There must be exploitable resources on the planet, as carrying around enough supplies for a hundred thousand years is likely not practical. You might get energy from the sun, or scoop deuterium from a gas giant, and power your reactors, but you will still need some basic minerals. So, perhaps every planet that drifts by your own star isn’t acceptable, but some will be. Remember that most of the stars in the galaxy are red dwarfs, which are not very useful to begin with, but perhaps as we learn more about them, they will be found to have some advantages.

Another advantage of this idea of star-hopping, is that an alien civilization with a small population can pull it off. You don’t have to store up immense amounts of propellant and energy to get out to your own Oort Cloud. There is stuff out there anyway, and perhaps it could be used. Dropping down on an icy comet in the Oort Cloud might allow you to extract deuterium, and power something. You could use the protons you recover as propellant.

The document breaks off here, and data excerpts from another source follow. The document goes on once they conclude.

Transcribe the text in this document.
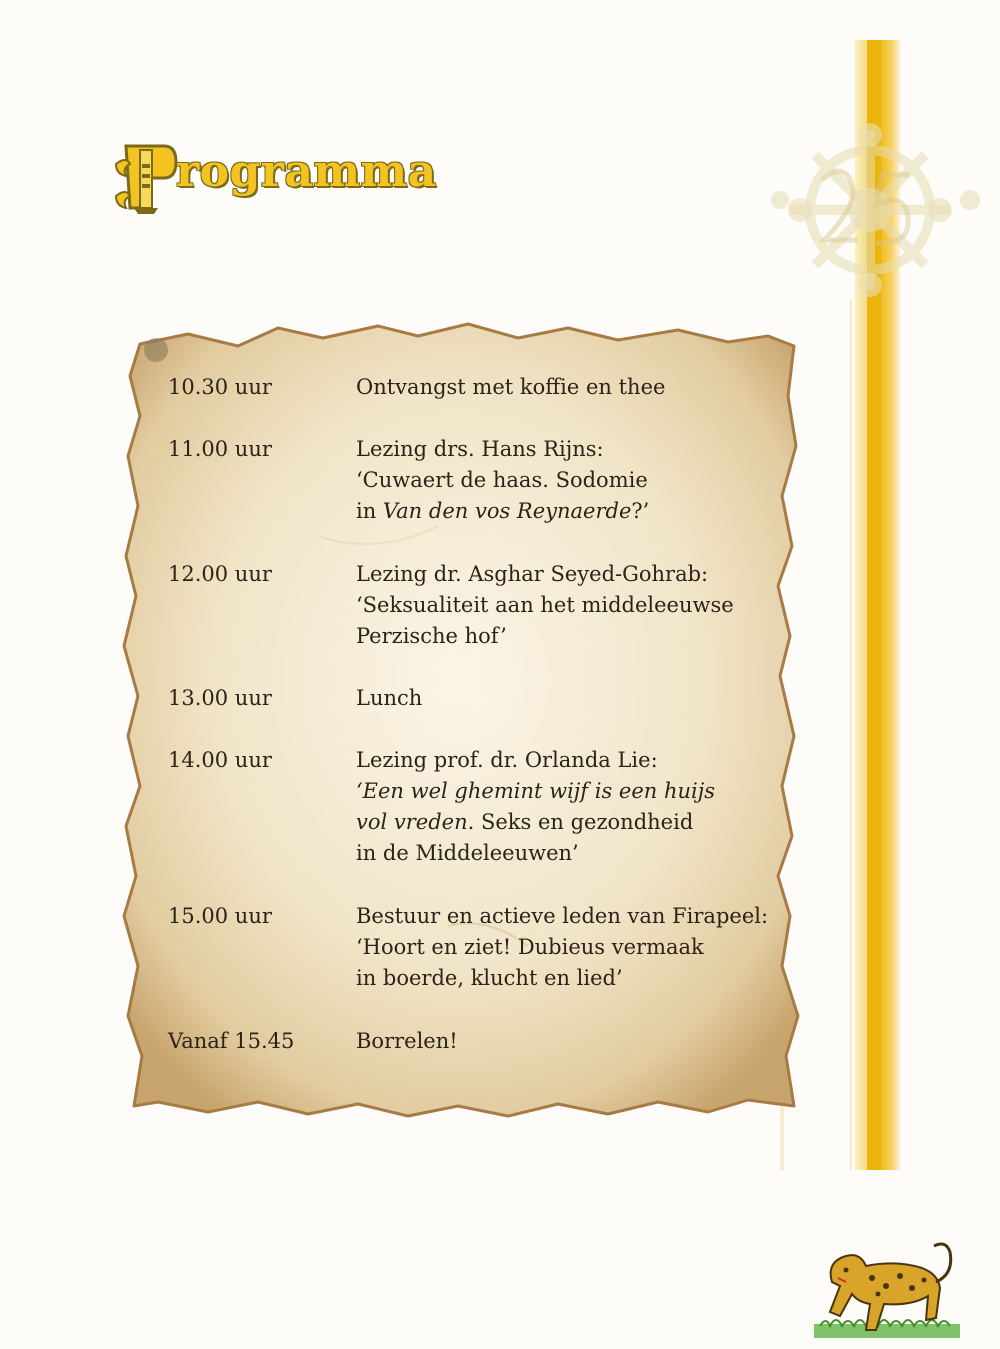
rogramma
10.30 uur	Ontvangst met koffie en thee
11.00 uur	Lezing drs. Hans Rijns:
‘Cuwaert de haas. Sodomie
in Van den vos Reynaerde?’
12.00 uur	Lezing dr. Asghar Seyed-Gohrab:
‘Seksualiteit aan het middeleeuwse
Perzische hof’
13.00 uur	Lunch
14.00 uur	Lezing prof. dr. Orlanda Lie:
‘Een wel ghemint wijf is een huijs
vol vreden. Seks en gezondheid
in de Middeleeuwen’
15.00 uur	Bestuur en actieve leden van Firapeel:
‘Hoort en ziet! Dubieus vermaak
in boerde, klucht en lied’
Vanaf 15.45	Borrelen!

The obvious disadvantage of jumping on a cargo ship for seeing the world doesn’t allow you to pick your destination. You go where the ship is going. Same for a stellar encounter. You hop on and go where the star is going. Maybe it’s heading toward a sweet spot world next, but likely it’s just another red dwarf with some dismal planets circling it. You don’t get to do the seeding of life that your meme might be telling you to do, at least not nearly as fast as you could if you could afford to build a ship to cross a hundred or more light years in some understandable time, like a few millennia. You are also exploring and colonizing the galaxy at a pretty slow rate. Stars do move faster than orbital speeds, say something like .0003 c, but nothing like the speeds of 0.1 or 0.01 c that we have discussed in other posts.

If the worst Great Filter is the cost of interstellar travel, this is a solution to that problem. Assuredly, every alien civilization recognizes this possibility as soon as they develop a robust astronomical observation program. If it is actually the accepted way of dispersing an alien civilization through the galaxy, it means that looking for aliens needs to take a very different tack. Instead of looking for planets with biosignatures, we should be closely examining every star with us as a destination for any signs of unusual activity there. Examining stars that are within, say ten light years of us, is much easier than searching a radius of a thousand light years. It also means that learning more about the Oort Cloud and what assets it possesses might be very interesting for exploring the details of this possible cheap star travel method.